Datenschützer waren skeptisch

Vor den Gesprächen hatten die deutschen Datenschützer wiederholt Bedenken gegen Googles Straßenfotos geäußert. So hatte der Hamburger Datenschutzbeauftragte Hans-Joachim Menzel im November 2008 gefordert, allen Bürgern vor Erhebung der Bilddaten die Möglichkeit zum Einspruch zu geben. Zudem hatten in Schleswig-Holstein zahlreiche Städte und Gemeinden verunsichert auf die Kamerafahrten reagiert und sich gegen das Abfotografieren ihrer Straßen gewehrt.
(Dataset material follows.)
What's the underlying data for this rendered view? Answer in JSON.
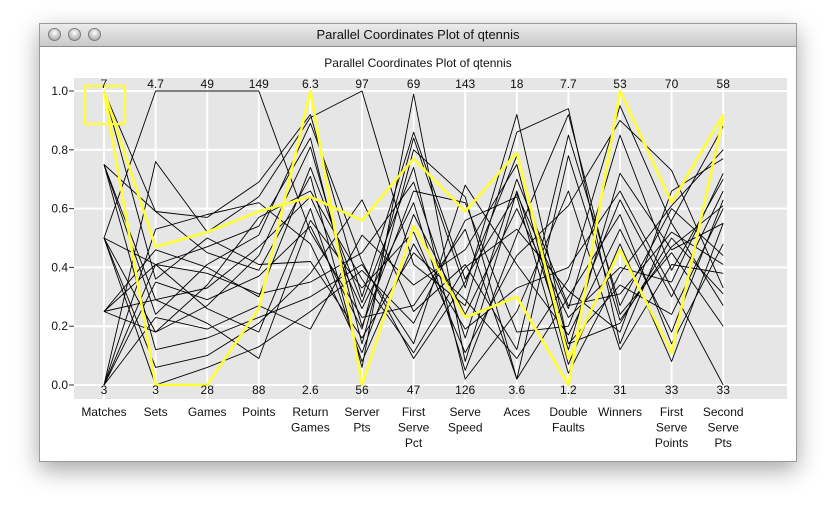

Auch der Landesdatenschutzbeauftragte Thilo Weichert hatte aufgefordert, auf eine Datenerhebung in Schleswig-Holstein zu verzichten. Google hatte deshalb die Veröffentlichung des Dienstes in Deutschland zunächst verschoben.

In anderen Ländern schon lange online

Seit Mitte 2008 sind Googles Kamerawagen bereits in Deutschland unterwegs und fotografieren Straßenzüge. Die High-Tech-Kameras auf den Dächern der Fahrzeuge fotografieren dabei die Straßen einer Stadt Stück für Stück ab, eine 360-Grad-Aufnahme nach der nächsten. Diese Aufnahmen hintereinander zum Durchklicken ergeben am Ende eine virtuelle Städte-Tour aus der Sicht eines Autofahrers. In den USA hat der Suchmaschinenriese so schon dutzende Großstädte abgelichtet, auch in Großbritannien und den Niederlanden gibt es die virtuelle Stadtrundfahrt bereits.

Privatsphäre von Passanten gefährdet

Der Dienst ermöglicht atemberaubende Kamerafahrten durch fremde Städte. Für die dabei abgelichteten Personen ist das jedoch kein ungeteiltes Vergnügen. Privatpersonen auf der Straße werden ungefragt und ohne ihr Wissen fotografiert und können dann von jedem Internetnutzer nach Belieben begafft werden. In den USA machten sich gleich mehrere Webseiten nach dem Start des Angebots einen Sport daraus, die peinlichsten Szenen zu finden: Menschen beim Nasebohren, dem Pinkeln an der Straßenecke oder beim Verlassen eines Bordells. Für die Betroffenen ist das unangenehm, für die Voyeure am Bildschirm ein Riesenspaß. Zudem fürchten Hausbesitzer, das Kriminelle mit den Fotos ihren Besitz ausspähen könnten.